En menos de dos años, Leopold Aschenbrenner construyó uno de los fondos de cobertura más formidables de Wall Street. Ahora, pocos días después de su cumpleaños número 25, ha perdido casi $35 mil millones en valor. El colapso de su fondo, Situational Awareness, se produjo en cuestión de semanas, impulsado por una fuerte caída en las acciones relacionadas con la inteligencia artificial. El 30 de julio, con los acreedores presionándolo, Aschenbrenner se vio obligado a vender toda su cartera en 24 horas, marcando el final de un ascenso meteórico que una vez lo había convertido en una estrella en el mundo de la especulación financiera.
A la edad de 19 años, se graduó como el mejor de su clase en una prestigiosa universidad, ya habiendo comenzado a trabajar con los principales investigadores de IA. Su carrera despegó rápidamente, y para cuando llegó a los veinte años, se había hecho conocido como el "Nostradamus de la IA" por sus audaces predicciones sobre el futuro de la inteligencia artificial. Lanzó Situational Awareness en 2023, posicionándose como un jugador clave en el sector en auge de la IA. Con apuestas agresivas en infraestructura y tecnologías emergentes, el fondo entregó rendimientos de más del 439% durante sus primeros seis meses de operación. Sin embargo, el mercado se volvió en su contra. A finales de junio, comenzaron a surgir preocupaciones sobre la sostenibilidad del rápido crecimiento de la IA.

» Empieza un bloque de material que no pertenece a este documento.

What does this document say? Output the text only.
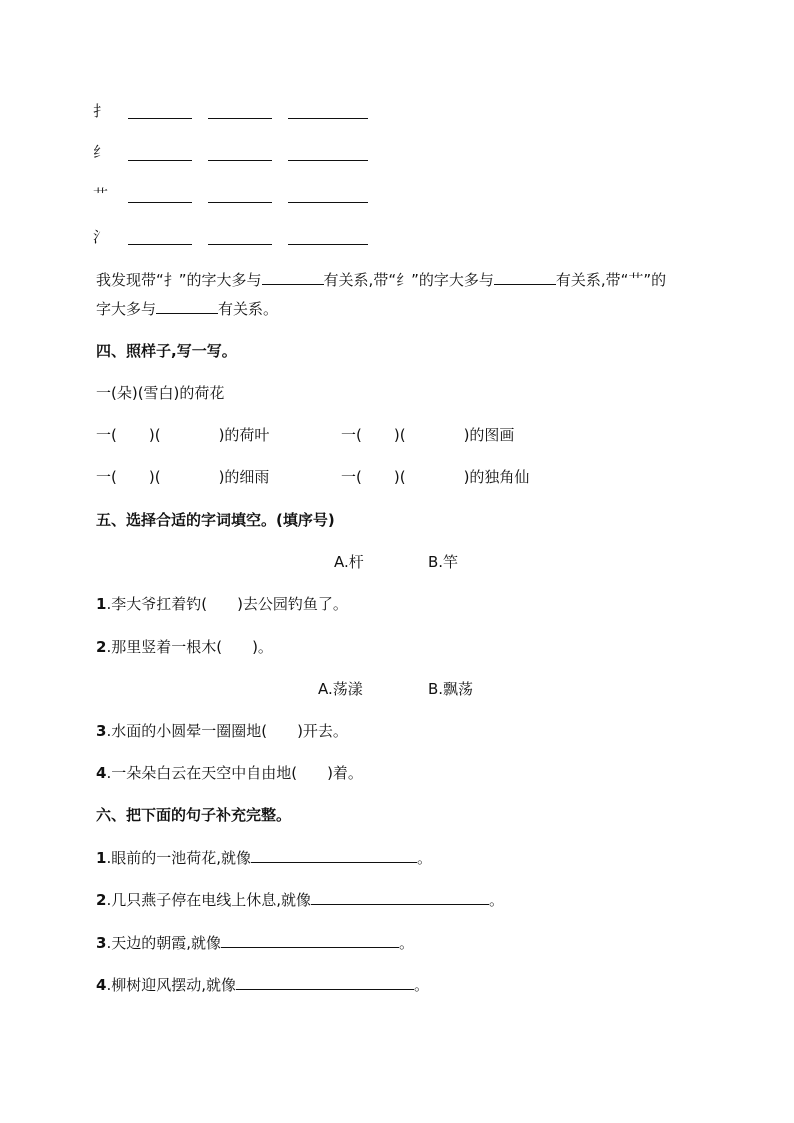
扌
纟
艹
氵
我发现带“扌”的字大多与	有关系,带“纟”的字大多与	有关系,带“艹”的
字大多与	有关系。
四、照样子,写一写。
一(朵)(雪白)的荷花
一( )(	)的荷叶	一( )(	)的图画
一( )(	)的细雨	一( )(	)的独角仙
五、选择合适的字词填空。(填序号)
A.杆	B.竿
1.李大爷扛着钓( )去公园钓鱼了。
2.那里竖着一根木( )。
A.荡漾	B.飘荡
3.水面的小圆晕一圈圈地( )开去。
4.一朵朵白云在天空中自由地( )着。
六、把下面的句子补充完整。
1.眼前的一池荷花,就像	。
2.几只燕子停在电线上休息,就像	。
3.天边的朝霞,就像	。
4.柳树迎风摆动,就像	。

Los inversores se pusieron cautelosos con las burbujas de valoración del sector, y muchas acciones tecnológicas vinculadas a la IA vieron caídas dramáticas. La estrategia de Aschenbrenner, que dependía en gran medida de inversiones de alto riesgo en compañías impulsadas por la IA, resultó insostenible. A principios de julio, el fondo ya había sufrido pérdidas de más del 30%. La situación empeoró rápidamente, y a fines de julio, el fondo había caído aproximadamente un 67% en valor. El momento del colapso no podría haber sido peor. Apenas unos días antes de la pérdida, Aschenbrenner se estaba preparando para su boda. La tensión emocional de la crisis financiera se sumó a la agitación personal.
Según los informes, se enfrentó a una creciente presión de inversores y prestamistas, que estaban cada vez más preocupados por la viabilidad de su modelo de negocio. Sin un camino claro hacia adelante, se le dejó poca opción más que liquidar sus participaciones de inmediato. La decisión de vender todo se tomó rápidamente. En 24 horas, todos los activos en poder de Situational Awareness fueron transferidos a un gran inversor institucional, terminando efectivamente las operaciones del fondo. La medida fue descrita por los expertos de la industria como un último esfuerzo para evitar más pérdidas. Algunos analistas sugirieron que la venta podría haber sido una medida estratégica para preservar algo de capital, mientras que otros lo vieron como un signo de desesperación.
La caída de Aschenbrenner en desgracia destaca los riesgos extremos asociados con la inversión especulativa en sectores de rápido movimiento como la IA. Su historia sirve como un cuento de advertencia para jóvenes empresarios e inversores que apuestan fuertemente en tecnologías emergentes sin suficientes salvaguardias. Si bien su éxito inicial fue impresionante, su fracaso subraya la volatilidad de los mercados y la importancia de la diversificación y la gestión de riesgos. Por ahora, Aschenbrenner se centra en la reconstrucción. No ha comentado públicamente sus planes futuros, pero los contactos de la industria sugieren que puede buscar nuevas oportunidades en otras áreas de finanzas o tecnología.
El destino de la Conciencia Situacional sigue siendo incierto, pero una cosa está clara: el ascenso y caída de un joven genio en el mundo de las inversiones de alto riesgo puede suceder en cuestión de semanas.